Sometimes being associated with a charity can backfire on a celebrity, as when musician Wyclef Jean’s foundation for Haitian earthquake victims was shut down over accusations of embezzlement, and Jean, who was born in Haiti, came off like a clueless rich person who cared more about his image than about helping people in need.
Las Vegas has its own strong tradition of celebrity philanthropy, which continues with both visiting headliners and hometown heroes. Aid for AIDS of Nevada (AFAN) celebrated its 33rd annual Black & White Party in August, with local celebrity support from Strip headliners including Tape Face, Murray SawChuck, and Xavier Mortimer, as well as performances by the casts of Vegas shows Magic Mike Live, Human Nature, Legends in Concert and more. AFAN’s annual AIDS Walk had its 29th edition in April, with comedy magicians Penn and Teller serving as the grand marshals for the 18th year in a row and sponsoring their own Penn & Teller Challenge to match any donations above $250.
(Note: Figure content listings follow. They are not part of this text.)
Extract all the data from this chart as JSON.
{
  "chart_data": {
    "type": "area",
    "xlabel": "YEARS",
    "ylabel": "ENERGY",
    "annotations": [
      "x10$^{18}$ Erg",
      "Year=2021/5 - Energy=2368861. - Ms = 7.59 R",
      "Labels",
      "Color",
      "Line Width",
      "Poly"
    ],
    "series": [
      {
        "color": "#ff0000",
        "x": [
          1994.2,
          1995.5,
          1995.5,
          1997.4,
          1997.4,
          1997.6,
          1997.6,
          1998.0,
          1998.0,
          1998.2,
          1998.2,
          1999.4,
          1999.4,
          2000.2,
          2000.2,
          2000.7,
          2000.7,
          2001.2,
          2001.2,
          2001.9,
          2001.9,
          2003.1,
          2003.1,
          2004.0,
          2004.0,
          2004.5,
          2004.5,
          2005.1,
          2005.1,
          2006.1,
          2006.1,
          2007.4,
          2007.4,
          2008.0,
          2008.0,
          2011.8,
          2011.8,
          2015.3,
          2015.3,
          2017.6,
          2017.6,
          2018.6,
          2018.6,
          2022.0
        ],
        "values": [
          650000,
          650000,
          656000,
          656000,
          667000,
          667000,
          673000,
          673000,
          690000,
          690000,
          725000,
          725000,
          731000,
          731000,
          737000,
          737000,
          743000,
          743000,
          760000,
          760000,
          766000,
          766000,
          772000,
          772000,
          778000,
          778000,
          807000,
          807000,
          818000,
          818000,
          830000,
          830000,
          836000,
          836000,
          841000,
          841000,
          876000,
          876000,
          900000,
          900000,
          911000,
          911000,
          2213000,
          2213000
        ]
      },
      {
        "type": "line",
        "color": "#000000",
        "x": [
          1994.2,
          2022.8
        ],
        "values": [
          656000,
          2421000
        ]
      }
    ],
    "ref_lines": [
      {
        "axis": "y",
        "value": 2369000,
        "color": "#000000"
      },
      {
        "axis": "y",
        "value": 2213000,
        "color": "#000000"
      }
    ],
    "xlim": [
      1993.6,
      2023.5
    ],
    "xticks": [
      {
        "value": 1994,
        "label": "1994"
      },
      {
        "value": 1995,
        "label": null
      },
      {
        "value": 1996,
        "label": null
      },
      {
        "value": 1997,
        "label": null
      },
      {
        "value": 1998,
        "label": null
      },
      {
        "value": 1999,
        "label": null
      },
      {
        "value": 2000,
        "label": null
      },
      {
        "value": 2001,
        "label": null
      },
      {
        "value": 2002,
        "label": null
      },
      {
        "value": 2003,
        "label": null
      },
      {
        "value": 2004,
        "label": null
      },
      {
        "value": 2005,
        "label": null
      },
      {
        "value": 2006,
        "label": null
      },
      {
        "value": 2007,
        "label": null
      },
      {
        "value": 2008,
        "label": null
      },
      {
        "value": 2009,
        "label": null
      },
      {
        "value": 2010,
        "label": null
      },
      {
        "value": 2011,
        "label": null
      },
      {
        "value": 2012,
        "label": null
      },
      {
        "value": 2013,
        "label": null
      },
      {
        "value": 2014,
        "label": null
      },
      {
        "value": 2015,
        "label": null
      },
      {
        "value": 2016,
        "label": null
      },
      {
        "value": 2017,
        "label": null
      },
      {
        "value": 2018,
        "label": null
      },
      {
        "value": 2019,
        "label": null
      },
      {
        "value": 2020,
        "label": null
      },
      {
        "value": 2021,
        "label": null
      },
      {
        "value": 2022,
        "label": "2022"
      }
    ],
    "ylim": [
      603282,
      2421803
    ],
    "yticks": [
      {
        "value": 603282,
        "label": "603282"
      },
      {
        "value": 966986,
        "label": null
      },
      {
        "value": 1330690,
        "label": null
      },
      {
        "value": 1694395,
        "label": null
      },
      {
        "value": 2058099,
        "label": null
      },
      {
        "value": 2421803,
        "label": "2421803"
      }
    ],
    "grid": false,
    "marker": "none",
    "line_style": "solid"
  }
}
Celebrities who live and work in Vegas have more obvious connections to local charities, and their involvement often feels more genuine. But even part-time Vegas performers can make a heartfelt impact in town. Lady Gaga has only been a resident headliner for a short time, but she’s demonstrated a commitment to making a difference in town with ventures like her Born This Way Foundation. Even before her show opened at Park MGM, Gaga brought Valley High School into Born This Way’s Mental Health First Aid pilot program, which includes seniors from eight high schools across the country. Once her residency launched, Gaga announced additional programs at Park MGM and partnerships with local schools and nonprofit organizations.
Pop-rock band Imagine Dragons got its start in Las Vegas, and the group’s Tyler Robinson Foundation (TRF, named after a teen cancer patient the band got to know and benefiting pediatric cancer patients) holds its annual Rise Up Gala in Vegas, where the band perfoms alongside other local and national artists. In June, TRF expanded its Vegas presence with the “Battle for Vegas” charity softball game, pitting members of the Vegas Golden Knights NHL team and the Vegas-bound Raiders NFL team against each other. As professional sports continue to grow in Vegas, athletes will be one more class of celebrity who have the motivation to contribute to local charities.
So, when you come across a feel-good puff piece about, say, Taylor Swift donating $113,000 to the Tennessee Equality Project, it may just be a celebrity carefully adjusting their image. It may be a genuine expression of caring for an important cause. More likely, it’s a combination of the two, continuing a tradition that’s been around as long as the cult of celebrity.